I AM happy that Arkansas legislators and the Governor were sensible enough to accept the offer of generous federal funding and 250,000 Arkansans will get health coverage. This is a win for Arkansas kids too, whom will benefit by having their parents covered.  (As we have blogged about many times, kids are better off when their parents have health coverage, as they are more likely to have their health care needs met and their families are able to achieve greater financial security .)

But I am holding my nose at the logic of it all – which doesn’t really pass the sniff test once you get beneath the surface.  One of the main arguments the state notes in its application about going in this direction, is to assure access to providers. Indeed the state argues that Medicaid would not have had the provider capacity to meet the increased demand associated with this eligibility expansion otherwise because Medicaid doesn’t reimburse providers adequately. And, they argue, the private market will be a more efficient way to cover people.

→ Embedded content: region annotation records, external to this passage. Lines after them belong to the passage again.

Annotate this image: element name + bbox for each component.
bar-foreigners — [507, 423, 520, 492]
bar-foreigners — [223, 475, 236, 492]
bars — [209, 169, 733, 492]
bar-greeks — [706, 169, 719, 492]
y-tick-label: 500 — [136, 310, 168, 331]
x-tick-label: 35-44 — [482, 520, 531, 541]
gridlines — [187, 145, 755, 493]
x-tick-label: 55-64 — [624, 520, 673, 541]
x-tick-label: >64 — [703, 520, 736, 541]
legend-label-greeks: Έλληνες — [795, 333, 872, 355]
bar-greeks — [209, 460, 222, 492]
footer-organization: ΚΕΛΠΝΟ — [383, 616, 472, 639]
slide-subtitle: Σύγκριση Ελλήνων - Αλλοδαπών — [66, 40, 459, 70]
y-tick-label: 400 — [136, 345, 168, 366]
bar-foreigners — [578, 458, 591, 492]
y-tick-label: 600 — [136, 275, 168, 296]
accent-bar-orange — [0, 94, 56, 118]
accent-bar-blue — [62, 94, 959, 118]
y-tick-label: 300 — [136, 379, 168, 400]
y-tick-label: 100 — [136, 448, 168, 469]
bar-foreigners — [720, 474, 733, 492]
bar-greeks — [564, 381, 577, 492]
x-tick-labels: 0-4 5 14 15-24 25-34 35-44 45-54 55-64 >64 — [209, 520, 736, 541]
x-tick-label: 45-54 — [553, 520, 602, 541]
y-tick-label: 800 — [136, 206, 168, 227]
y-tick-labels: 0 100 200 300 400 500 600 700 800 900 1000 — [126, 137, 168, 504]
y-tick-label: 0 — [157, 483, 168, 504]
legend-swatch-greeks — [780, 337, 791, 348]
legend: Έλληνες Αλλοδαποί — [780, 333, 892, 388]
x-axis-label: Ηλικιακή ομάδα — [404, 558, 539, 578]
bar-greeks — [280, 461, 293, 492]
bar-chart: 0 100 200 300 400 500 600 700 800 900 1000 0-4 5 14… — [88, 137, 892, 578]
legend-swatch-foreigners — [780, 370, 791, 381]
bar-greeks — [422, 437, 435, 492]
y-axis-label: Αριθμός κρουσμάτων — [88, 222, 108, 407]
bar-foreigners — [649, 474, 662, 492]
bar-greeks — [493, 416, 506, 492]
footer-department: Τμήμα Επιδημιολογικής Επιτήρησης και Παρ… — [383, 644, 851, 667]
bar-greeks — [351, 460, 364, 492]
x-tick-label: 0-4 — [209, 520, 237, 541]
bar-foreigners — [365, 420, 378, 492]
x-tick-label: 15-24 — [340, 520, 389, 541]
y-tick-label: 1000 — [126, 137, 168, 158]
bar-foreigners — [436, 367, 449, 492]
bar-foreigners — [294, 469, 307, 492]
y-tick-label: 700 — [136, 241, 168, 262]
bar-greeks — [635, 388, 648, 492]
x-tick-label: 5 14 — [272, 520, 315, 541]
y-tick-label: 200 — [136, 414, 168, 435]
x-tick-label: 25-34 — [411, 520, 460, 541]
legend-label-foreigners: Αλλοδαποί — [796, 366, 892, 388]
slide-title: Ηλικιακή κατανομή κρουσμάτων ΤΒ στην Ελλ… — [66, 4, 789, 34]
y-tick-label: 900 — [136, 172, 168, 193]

Hmmm. So if the private route is going to work better because people will have better access, isn’t that because, apparently, the providers will be paid better in the exchange??? If the political will had existed, couldn’t the state have raised provider reimbursement rate for Medicaid providers if there really is an access problem? And ultimately, isn’t this why Medicaid is actually more efficient than the private sector—because reimbursement is lower?

That may not be a good thing – but you can’t have it both ways…. I fail to see how routing people through the private market is going to save money…

Another reason I will be holding my nose for a while longer is that one of the main selling points of the proponents of the Arkansas model is that it will cut down on churning – i.e. folks moving between Medicaid and premium tax credits because of income changes.

This is a good objective, and the state’s initial application included a proposal to provide 12 month continuous eligibility to the newly eligible adults. This would have assured that these adults would remain eligible for their coverage throughout the year if they had a small change in income. But this proposal has now been dropped – so, while a parent might be able to stay with his or her same plan, the family will have to go through the process of applying for the premium tax credit for those few months of the year when their income changes. I thought the 12 month continuous eligibility feature of Arkansas earlier version was a thoughtful innovation that made sense and supported the rationale of going this route.

We will develop more formal comments once the application is up for 30 days of public comment on the federal side.

Joan Alker is the Executive Director of the Center for Children and Families and a Research Professor at the Georgetown McCourt School of Public Policy.